Une lande au cœur de la forêt
À l'ouest de la forêt, près de la Croix Saint-Ouen, c'est un autre paysage surprenant qui s'offre aux visiteurs. Cernée d'arbres, c'est une vaste lande sableuse peuplée de callunes (fausse bruyère). Un paradis pour les mantes religieuses, serpents et autres lézards. Un vestige du passé que les forestiers entretiennent en luttant contre l'envahissement des bouleaux et fougères qui y poussent spontanément. "Historiquement, explique Julien Lefevre, la forêt était beaucoup plus ouverte, avec de nombreux pâturages et landes comme celles-ci. Avec les difficultés du renouvellement forestier, peut-être que ces milieux ouverts vont redevenir plus courants."
Une forêt très vulnérable
Aujourd'hui en effet, les chercheurs sont au chevet de la forêt de Compiègne. Montée des températures, baisse des précipitations : 40% de la forêt sont jugés très vulnérables au dérèglement climatique. Cela concerne les parcelles situées sur des sols sableux qui ne retiennent pas l'eau. Celles aussi où les arbres sont vieux, donc plus fragiles. Ces mauvaises conditions empêchent par ailleurs la bonne régénération : durant les vingt dernières années, 40% des semis naturels et 50% des plantations sont morts, faute d'eau.
A cela s'ajoutent les grands animaux (cerfs, chevreuils) qui mangent les jeunes pousses. Dans ce contexte difficile, la chasse est une nécessité pour permettre le renouvellement de la forêt. Les forestiers sont également confrontés à la prolifération des hannetons. Leurs larves dévorent les racines et les adultes consomment les feuilles.
Pour combattre ces maux, la forêt devient un territoire d'expérimentation. La diversité des essences et des modes de gestion est le maître-mot pour réussir une forêt plus résiliente : la forêt-mosaïque. "Nous ne pouvons pas compter seulement sur l'adaptation génétique des plantes car elle prend du temps, explique Julien Lefevre. Alors nous avons planté durant l'hiver 2021 une dizaine d'espèces plus méridionales."
Les forestiers se sont aussi découvert un allié inattendu avec le cerisier tardif, espèce invasive longtemps combattue. "Il semble que finalement, il procure une ombre favorable à la pousse de certaines essences. Nous faisons des tests avec notre département Recherche développement et innovation."

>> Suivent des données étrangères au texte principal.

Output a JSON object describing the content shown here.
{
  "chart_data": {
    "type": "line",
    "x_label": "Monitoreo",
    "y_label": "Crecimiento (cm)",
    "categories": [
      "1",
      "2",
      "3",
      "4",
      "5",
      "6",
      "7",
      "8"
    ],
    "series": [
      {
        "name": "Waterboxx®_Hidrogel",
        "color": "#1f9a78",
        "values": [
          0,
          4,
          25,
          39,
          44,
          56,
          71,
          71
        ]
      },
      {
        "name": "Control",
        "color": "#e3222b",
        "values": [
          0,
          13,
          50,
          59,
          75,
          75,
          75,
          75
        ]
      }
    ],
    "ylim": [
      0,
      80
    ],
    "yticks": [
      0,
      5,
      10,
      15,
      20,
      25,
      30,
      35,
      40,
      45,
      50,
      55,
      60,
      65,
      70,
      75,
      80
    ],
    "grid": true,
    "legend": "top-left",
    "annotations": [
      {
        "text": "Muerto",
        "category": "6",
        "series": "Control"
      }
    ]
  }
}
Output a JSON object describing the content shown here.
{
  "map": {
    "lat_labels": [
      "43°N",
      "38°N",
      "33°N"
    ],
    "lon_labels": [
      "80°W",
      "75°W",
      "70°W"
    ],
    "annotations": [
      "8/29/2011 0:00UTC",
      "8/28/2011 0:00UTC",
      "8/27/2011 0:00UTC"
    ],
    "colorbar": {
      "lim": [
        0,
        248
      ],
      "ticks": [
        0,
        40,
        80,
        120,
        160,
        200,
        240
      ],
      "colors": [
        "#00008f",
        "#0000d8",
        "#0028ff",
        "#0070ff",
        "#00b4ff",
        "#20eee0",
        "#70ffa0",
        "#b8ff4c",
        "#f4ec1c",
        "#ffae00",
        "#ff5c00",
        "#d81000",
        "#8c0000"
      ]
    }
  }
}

Il arrive aussi que certains sites soient reconvertis en raison de leur intérêt écologique. Ainsi le long de l'Oise, une parcelle d'épicéas ravagée par les scolytes (insectes) a été restaurée en prairie humide avec des fonds du conseil départemental de l’Oise et du Plan France relance Biodiversité. Un paradis pour les orchidées et de nombreux insectes.
En pratique
- Public
La forêt de Compiègne est accessible à tous les publics. Elle dispose d'une centaine de kilomètres de sentiers balisés (GR©, GR© de pays, circuits divers sur la carte IGN 2511 OT). Sept pistes cyclables la traversent, du nord au sud et de l'ouest à l'est. Une partie de la forêt est également accessible aux cavaliers.
- Accès
Depuis Compiègne et les différents villages situés dans la forêt.
- Services
L'Office du tourisme de Compiègne propose des sorties et activités en forêt, dont le fameux brame du cerf en septembre-octobre.
Le Pôle équestre du Compiégnois propose des balades à cheval à travers la forêt.
En face de l'Etang Saint-Pierre, le Grimp'à l'arb propose 12 parcours d'accrobranche.
- Le saviez-vous ?
A Compiègne, les panneaux directionnels posés aux carrefours sont aussi ornés d'un point rouge : depuis Napoléon III, ils indiquent la direction du château.